In [1]:
from transformers import AutoModelForCausalLM, AutoTokenizer
from huggingface_hub import login

### Login to Hugginface (may be required)

In [2]:
with open("../../hf.key", "r") as f_in:
    hf_key = f_in.readline().strip()

login(token = hf_key)

Token will not been saved to git credential helper.
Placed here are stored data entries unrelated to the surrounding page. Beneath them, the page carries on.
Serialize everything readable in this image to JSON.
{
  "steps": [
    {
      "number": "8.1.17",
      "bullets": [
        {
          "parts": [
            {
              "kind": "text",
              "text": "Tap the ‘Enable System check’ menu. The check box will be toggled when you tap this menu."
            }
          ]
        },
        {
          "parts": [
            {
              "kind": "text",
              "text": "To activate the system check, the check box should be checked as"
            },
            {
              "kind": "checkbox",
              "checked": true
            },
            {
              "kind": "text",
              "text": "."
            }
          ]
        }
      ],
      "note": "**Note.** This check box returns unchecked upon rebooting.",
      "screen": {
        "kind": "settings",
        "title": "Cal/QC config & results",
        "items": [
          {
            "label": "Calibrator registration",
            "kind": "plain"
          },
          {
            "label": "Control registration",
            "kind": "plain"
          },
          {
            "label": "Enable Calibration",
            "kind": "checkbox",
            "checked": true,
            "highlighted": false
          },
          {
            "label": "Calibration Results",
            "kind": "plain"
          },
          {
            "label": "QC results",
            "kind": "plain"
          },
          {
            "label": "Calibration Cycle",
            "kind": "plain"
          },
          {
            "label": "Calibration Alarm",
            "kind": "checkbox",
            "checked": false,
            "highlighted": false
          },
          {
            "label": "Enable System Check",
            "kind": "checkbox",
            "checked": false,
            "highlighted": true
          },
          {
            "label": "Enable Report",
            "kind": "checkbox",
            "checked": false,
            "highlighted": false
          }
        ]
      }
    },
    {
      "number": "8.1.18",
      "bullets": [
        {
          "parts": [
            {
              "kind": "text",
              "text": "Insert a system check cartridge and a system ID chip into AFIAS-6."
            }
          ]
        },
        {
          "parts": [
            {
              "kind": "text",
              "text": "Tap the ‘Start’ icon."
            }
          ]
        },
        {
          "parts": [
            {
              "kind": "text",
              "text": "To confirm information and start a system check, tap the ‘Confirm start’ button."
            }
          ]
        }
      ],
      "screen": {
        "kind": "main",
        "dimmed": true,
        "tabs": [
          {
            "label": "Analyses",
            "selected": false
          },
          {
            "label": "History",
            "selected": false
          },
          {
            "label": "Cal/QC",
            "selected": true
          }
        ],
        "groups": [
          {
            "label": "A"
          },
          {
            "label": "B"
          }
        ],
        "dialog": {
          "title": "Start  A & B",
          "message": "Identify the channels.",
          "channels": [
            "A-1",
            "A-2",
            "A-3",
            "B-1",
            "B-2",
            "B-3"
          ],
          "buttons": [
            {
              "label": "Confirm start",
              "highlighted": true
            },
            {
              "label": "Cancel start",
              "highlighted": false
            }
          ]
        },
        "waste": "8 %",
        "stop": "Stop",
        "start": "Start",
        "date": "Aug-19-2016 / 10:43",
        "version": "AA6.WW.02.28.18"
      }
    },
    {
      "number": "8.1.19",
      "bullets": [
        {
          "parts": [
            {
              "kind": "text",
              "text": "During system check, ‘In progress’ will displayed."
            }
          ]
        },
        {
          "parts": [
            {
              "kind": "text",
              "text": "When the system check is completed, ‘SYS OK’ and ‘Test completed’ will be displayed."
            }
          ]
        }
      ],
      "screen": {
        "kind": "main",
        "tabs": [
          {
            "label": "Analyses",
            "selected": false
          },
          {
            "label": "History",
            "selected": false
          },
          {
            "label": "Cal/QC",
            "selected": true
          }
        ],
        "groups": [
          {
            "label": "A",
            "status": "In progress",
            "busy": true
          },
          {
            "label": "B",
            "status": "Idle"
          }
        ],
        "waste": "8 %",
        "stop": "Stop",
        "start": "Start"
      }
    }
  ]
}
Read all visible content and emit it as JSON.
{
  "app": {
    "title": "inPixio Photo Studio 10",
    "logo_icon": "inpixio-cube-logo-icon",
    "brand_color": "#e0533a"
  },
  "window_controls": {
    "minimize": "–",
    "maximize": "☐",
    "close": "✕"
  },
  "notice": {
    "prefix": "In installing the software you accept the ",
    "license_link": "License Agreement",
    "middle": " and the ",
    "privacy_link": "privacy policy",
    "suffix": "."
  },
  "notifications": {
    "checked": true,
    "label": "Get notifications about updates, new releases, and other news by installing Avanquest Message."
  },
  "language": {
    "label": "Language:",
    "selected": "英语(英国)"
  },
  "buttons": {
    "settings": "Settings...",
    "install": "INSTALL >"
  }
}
Pass `add_to_git_credential=True` if you want to set the git credential as well.
Token is valid (permission: read).
Your token has been saved to /mounts/data/corp/huggingface/token
Login successful


### Choosing a model

In [3]:
model_name = "meta-llama/Llama-2-7b-hf"
#model_name = "meta-llama/Llama-2-7b-chat-hf"
#model_name = "meta-llama/Llama-2-13b-hf"
#model_name = "meta-llama/Llama-2-13b-chat-hf"
#model_name = "meta-llama/Llama-2-70b-hf"
#model_name = "meta-llama/Llama-2-70b-chat-hf"

In [4]:
server_model_path = "/mounts/data/corp/huggingface/"

## Choosing GPU

Either use the upper cell with `device_map="auto"` to use all GPUs or the lower cell to load a specific, single GPU. Loading a model for cache only needs the model name, not the `server_model_path`.

### All GPUS

In [5]:
tokenizer = AutoTokenizer.from_pretrained(model_name, device_map="auto") 
model = AutoModelForCausalLM.from_pretrained(server_model_path+model_name, device_map="auto") # server_model_path+

Loading checkpoint shards:   0%|          | 0/2 [00:00<?, ?it/s]

### Single GPU

In [None]:
# Define the GPU ID you want to use
gpu_id = 2

# Use the torch.cuda.device() context manager to set the current GPU
with torch.cuda.device(gpu_id):
    tokenizer = AutoTokenizer.from_pretrained(model_name) # use_auth_token=True
    model = AutoModelForCausalLM.from_pretrained(server_model_path+model_name).to(torch.device("cuda")) # use_auth_token=True

### Selected GPUs 

In [None]:
max_memory_mapping = {0: "1MB", 1:"49GB", 2: "49GB", 3: "49GB"}
tokenizer = AutoTokenizer.from_pretrained(model_name) # use_auth_token=True
model = AutoModelForCausalLM.from_pretrained(server_model_path+model_name, device_map="auto", max_memory=max_memory_mapping) # use_auth_token=True

## Inference

In [6]:
prompt = "Paris is the capitol of France. Berlin is the capitol of "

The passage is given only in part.